President Trump on Saturday gave the longest speech of his Presidency at the Conservative Political Action Conference (CPAC). During a rambling 2-hour address filled with lies and rants, Trump took aim at all his perceived enemies including Special Counsel Robert Mueller, Democratic Party presidential contenders, and some former members of his own cabinet. Some parts of his speech simply made no sense.  He also slammed his former Attorney General Jeff Sessions for recusing himself from overseeing the Russia investigation, implying directly that he wanted to squash the probe.  Associated Press released a fact-check of his speech saying it was, “so laced with fabrication,” that, “He got the unemployment rate wrong. He misstated his winning margin in the election. He reprised some of his most frequently told fictions and dusted off old ones, even going back to the size of his inauguration crowd.”

Meanwhile NBC News and the Wall Street Journal together released a new poll about the 2020 election finding that 46% of the electorate still approves of Trump. In fact nearly 90% of Republicans think he is doing a good job. Forty one percent of registered voters say they would vote for him again in 2020.

The House Judiciary Committee has launched a broad probe into possible obstruction of justice by the President, announcing that it will request documentation from about 60 people in Trump’s orbit. Representative Jerrold Nadler who chairs the committee told ABC’s This Week, “It’s very clear that the president obstructed justice.” He said, “We are going to initiate investigations into abuses of power, into corruption … and into obstruction of justice…It’s our job to protect the rule of law.” However he said impeachment was still a long way off.

Sunday marked the 54th anniversary of the march on the Edmund Pettus Bridge in Selma, Alabama, when civil rights activists and leaders including Dr. Martin Luther King Jr. marched and were attacked by police. A number of Democratic Presidential hopefuls attended the anniversary proceedings on the bridge including Senator Bernie Sanders and Senator Cory Booker. Senator Sherrod Brown who is rumored to be considering a presidential bid also attended, along with former Presidential candidate Hillary Clinton.

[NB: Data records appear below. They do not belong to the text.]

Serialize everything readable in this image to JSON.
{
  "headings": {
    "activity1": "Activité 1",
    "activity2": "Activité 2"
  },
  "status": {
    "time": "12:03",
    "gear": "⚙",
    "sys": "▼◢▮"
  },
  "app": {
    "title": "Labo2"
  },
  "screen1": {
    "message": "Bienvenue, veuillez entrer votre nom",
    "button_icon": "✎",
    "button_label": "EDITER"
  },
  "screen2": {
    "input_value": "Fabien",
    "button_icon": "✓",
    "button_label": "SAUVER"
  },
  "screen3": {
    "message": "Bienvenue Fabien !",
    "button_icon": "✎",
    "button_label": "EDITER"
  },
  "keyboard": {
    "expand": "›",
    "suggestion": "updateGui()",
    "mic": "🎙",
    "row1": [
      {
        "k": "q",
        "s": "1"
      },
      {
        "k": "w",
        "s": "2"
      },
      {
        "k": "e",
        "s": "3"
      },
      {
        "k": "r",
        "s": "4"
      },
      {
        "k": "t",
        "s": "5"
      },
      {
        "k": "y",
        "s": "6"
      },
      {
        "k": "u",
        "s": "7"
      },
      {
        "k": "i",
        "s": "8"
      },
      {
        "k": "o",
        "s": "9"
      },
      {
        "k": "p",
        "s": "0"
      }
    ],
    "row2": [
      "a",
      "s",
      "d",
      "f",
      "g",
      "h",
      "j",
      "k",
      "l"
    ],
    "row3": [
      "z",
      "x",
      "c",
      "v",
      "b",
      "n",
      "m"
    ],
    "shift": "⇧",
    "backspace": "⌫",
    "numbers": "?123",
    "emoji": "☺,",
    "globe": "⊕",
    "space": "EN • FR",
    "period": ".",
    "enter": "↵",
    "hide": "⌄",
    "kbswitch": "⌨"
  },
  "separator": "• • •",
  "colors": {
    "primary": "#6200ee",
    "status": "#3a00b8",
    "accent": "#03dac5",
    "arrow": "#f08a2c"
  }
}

Clinton spoke about the attack on voting rights saying, “Make no mistake: We are living through a full-fledged crisis in our democracy. There may not be, thank God, tanks in the streets. But what’s happening goes to the heart of who we are as a nation.”

Meanwhile Senator Bernie Sanders held his first campaign speech in Brooklyn, New York, just a few miles from where he grew up. He was introduced on Saturday by former Ohio State Senator turned TV host Nina Turner, and Shaun King, a prominent print journalist and civil rights activist.

A report by a group of environmental organizations has found widespread contamination at the nation’s coal waste sites. An analysis of 250 coal-fired power plants around the country has found major toxic contamination into ground water including by such chemicals as arsenic, lithium, and chromium, at levels far higher than allowed by the EPA. The analysis was based on data that was forced to be made public last year by legislation. The EPA is currently headed by former coal lobbyist Andrew Wheeler, who is unlikely to take action over the report’s findings.

The police officers in Sacramento, California, who fatally shot an unarmed black man named Stephon Clark last March will not be charged. The officers who shot him say they thought he was holding a gun. It turned out Clark had been holding a cell phone. He was shot 20 times. Sacramento County District Attorney Anne Marie Schubert made the announcement saying, “We must recognize that [police officers] are often forced to make split-second decisions. We must also recognize that they are under tense, uncertain and rapidly evolving circumstances.” Salena Manni, Clark’s fiancé and mother of his two children spoke to press after the announcement. There have been major protests in and around Sacramento over the refusal to charge Clark’s killers.

In other news from the Bay area, Oakland, California teachers will return to their classrooms on Monday after voting to approve a contract on Sunday with the district. The strike began on February 21st over smaller class sizes, higher salaries, and more support staff.